Verified by Psychology Today

Adolescence

When the Best Protection Is Connection

Why your relationship with your teen is worth the hard work of change.

Key points

  • As children grow older, the parent-child relationship naturally changes to meet the young person's need for autonomy.
  • It's important to let go of the need to hold your child back and allow them to make mistakes and learn from them. 
  • Focus on connecting with your child, being a supportive presence, and listening more and talking less.

A longtime client got on our video call this evening and let out a long exhale. Talking about the week’s events with her two teenagers, she summed things up like this, “I’m learning how to parent in a whole new way, and it’s really hard.”

What I sought to name in return is that “hard” doesn’t even begin to describe the job of parenting teens. I would add exhausting, challenging, disconcerting, and dysregulating to throw just a few more adjectives on the fire. But what I hope comes through when the smoke clears is so much more. I’m looking for words that reach deep inside the hearts and souls of tired, worried, uncertain parents. Words that express what a real human-to-human, parent-to-teen connection can be. Humbling. Inspiring. Rewarding. Worthwhile.

Here are a few guidelines I’ve learned not only from working with parents of teens but from road testing them with my own two kids, now 18 and 20:

The best tool you have to protect them is the strength of your connection.

You want to keep them from harm, shield them from mistakes, and generally reduce their pain and suffering. When they were little, that meant bumpers on the corners of the coffee table and keeping those tiny Legos out of their mouths. But now, guess what? Those ways no longer work. And the more you try to protect them by restricting what they do and where they go, the more creative they will become at finding a way to get their needs for novelty, exploration, and independence met.

Now, of course, I’m not talking about extremes, and in no way am I suggesting you can’t have rules and expectations. What I am saying is that as they seek greater autonomy, you may think you should hold them back. You might insist you drop them off instead of letting them ride a bike or take a train, or you might reflexively veto spontaneous plans because they didn’t let you know in advance.

These impulses are wired up from all of the parenting you’ve done to date, and with the onset of adolescence, it’s like your old parenting rulebook suddenly became outdated overnight. What’s so stress-inducing is that there is no Amazon delivery with an updated version. This is very much a DIY project about knowing who your child is and tailoring your plan to meet their evolving needs. Connection fosters communication—and communication keeps you informed and in the loop when your influence matters most.

VH-Studio/Shutterstock
Source: VH-Studio/Shutterstock

Pay attention and give them some space, and you might be pleasantly surprised.

There’s a decent chance they can manage their schoolwork and schedule, anticipate and verbalize their needs, and plan and manage their social relationships.
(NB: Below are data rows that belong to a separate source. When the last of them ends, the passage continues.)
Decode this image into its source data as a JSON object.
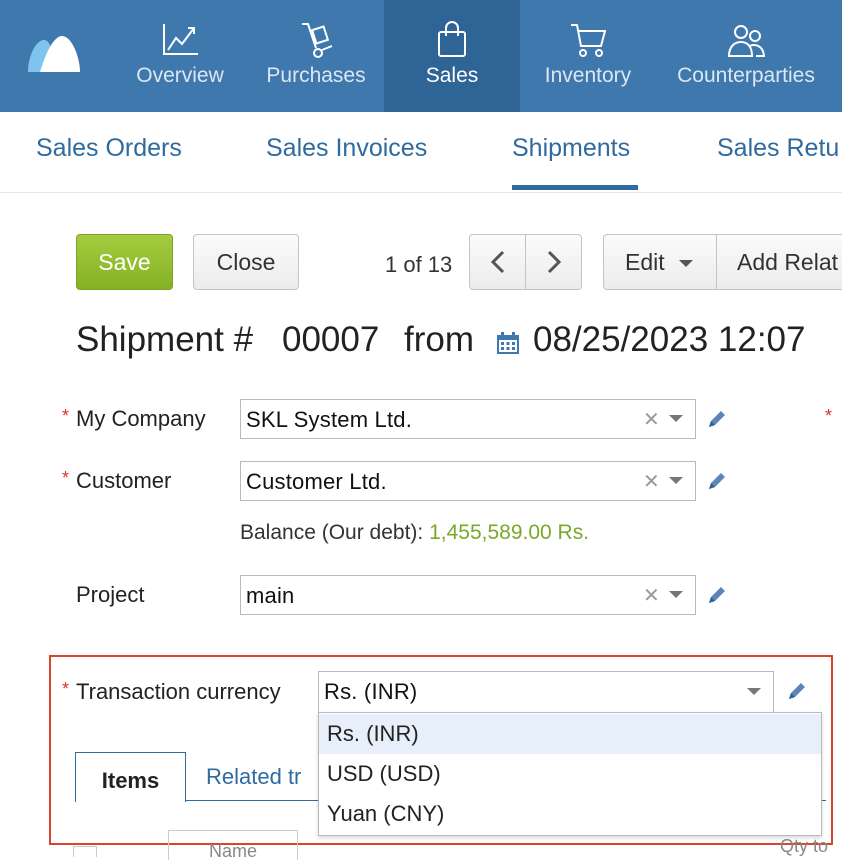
{
  "topnav": {
    "items": [
      {
        "label": "Overview",
        "icon": "chart-line-icon"
      },
      {
        "label": "Purchases",
        "icon": "hand-truck-icon"
      },
      {
        "label": "Sales",
        "icon": "shopping-bag-icon",
        "active": true
      },
      {
        "label": "Inventory",
        "icon": "cart-icon"
      },
      {
        "label": "Counterparties",
        "icon": "people-icon"
      }
    ]
  },
  "subnav": {
    "tabs": [
      {
        "label": "Sales Orders"
      },
      {
        "label": "Sales Invoices"
      },
      {
        "label": "Shipments",
        "active": true
      },
      {
        "label": "Sales Retu"
      }
    ]
  },
  "toolbar": {
    "save": "Save",
    "close": "Close",
    "pager": "1 of 13",
    "edit": "Edit",
    "add_related": "Add Relat"
  },
  "doc": {
    "prefix": "Shipment #",
    "number": "00007",
    "from": "from",
    "datetime": "08/25/2023 12:07"
  },
  "fields": {
    "company": {
      "label": "My Company",
      "value": "SKL System Ltd.",
      "required": "*"
    },
    "customer": {
      "label": "Customer",
      "value": "Customer Ltd.",
      "required": "*"
    },
    "balance": {
      "label": "Balance (Our debt):",
      "amount": "1,455,589.00 Rs."
    },
    "project": {
      "label": "Project",
      "value": "main"
    },
    "currency": {
      "label": "Transaction currency",
      "value": "Rs. (INR)",
      "required": "*"
    }
  },
  "tabs": {
    "items": "Items",
    "related": "Related tr"
  },
  "currency_options": [
    "Rs. (INR)",
    "USD (USD)",
    "Yuan (CNY)"
  ],
  "table": {
    "name_header": "Name",
    "qty_header": "Qty to"
  },
  "colors": {
    "topbar": "#3f78ad",
    "active_nav": "#2f6496",
    "accent": "#2f6b9f",
    "save": "#8cb82c",
    "highlight": "#d9442b",
    "balance": "#7aa82b"
  }
}
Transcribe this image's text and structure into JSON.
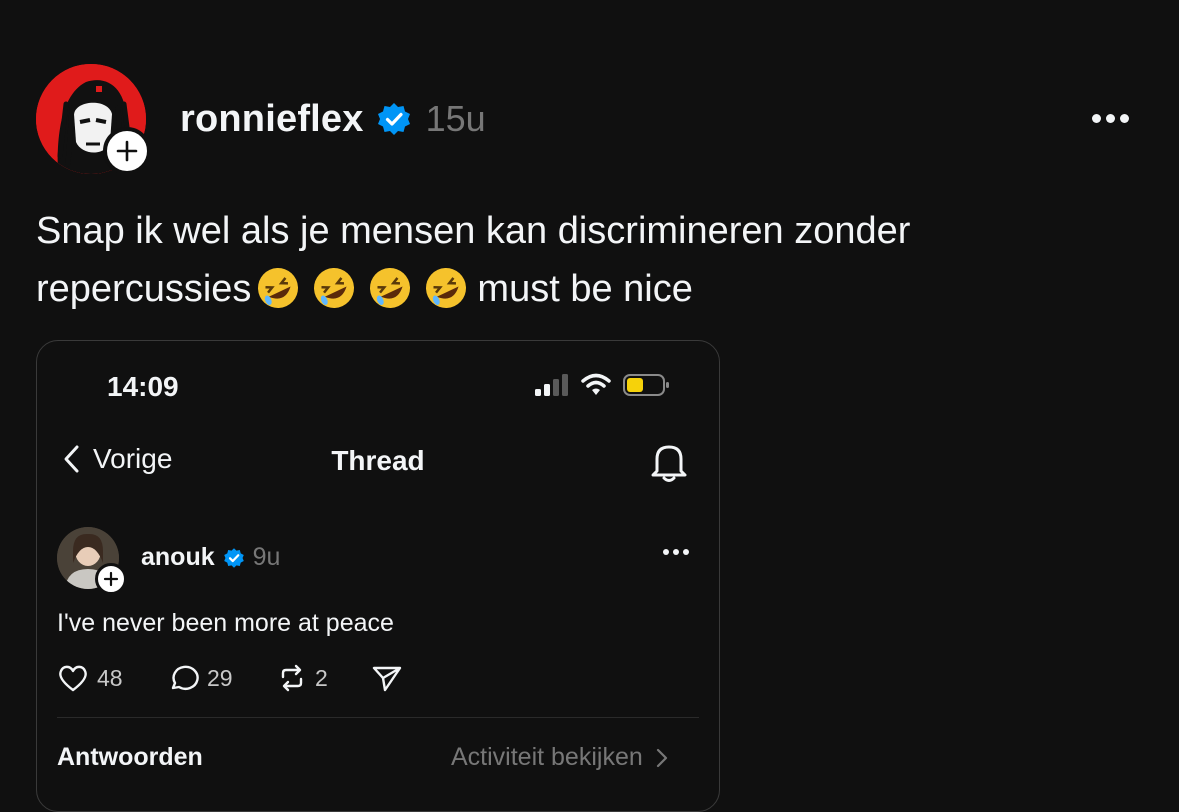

This is a good thing, parents—you actually get to give your prefrontal cortex a break, as most teens can pick up the bulk of the work of organizing and planning their own lives. Let them take the lead while you get another cup of coffee. They may not do everything the way you would or in a way that’s comfortable for you, but that’s on you.

It’s time to downshift from accomplishing tasks to offering presence. Your teenager very much wants and needs your attention. Being curious, open, and non-judgmental all help strengthen the infrastructure of your relationship. That’s the gold ring.

Focus on what you want, not what you don’t.

Ever notice how you get your kid in the car or have their attention over dinner, and a laundry list of all the things they are not doing right or could be doing better comes tripping off your tongue? It’s as if someone pressed play, and out it comes. Don’t stay up too late. Don’t forget to turn in your work. Don’t talk to your brother like that. Don’t stare at your phone. Don’t drink. Don’t smoke. Don’t forget to take out the trash. Don’t do any of the dumb things I did as a teenager. (Only this last one is usually more of a thought bubble than an actual statement.)

I’ve worked with many parents who come to me in distress, worried about the risks their teen might be taking or be tempted to take, or about the chance their teen might repeat mistakes that they’ve already made. I get this worry, but I can’t assure anyone their kid is not going to stumble or fall. What I can do is turn the conversation to what their child is doing well and what they’d like to see happen, as opposed to all the things they’d like to prevent or stop. Give your attention and support to where you want them to grow, and watch what happens. When all else fails, simply try saying less and listening more.

You are in new territory, but you’re not without tools. Your child’s brain is going through a period of spectacular development rivaled only by their toddler years. As they grow toward the young adults they will be in just a few years, you have an opportunity to let your relationship grow along with them. Build up your support network, and give yourself some credit. As my client said so well, learning new ways of parenting is hard—and also totally worth it.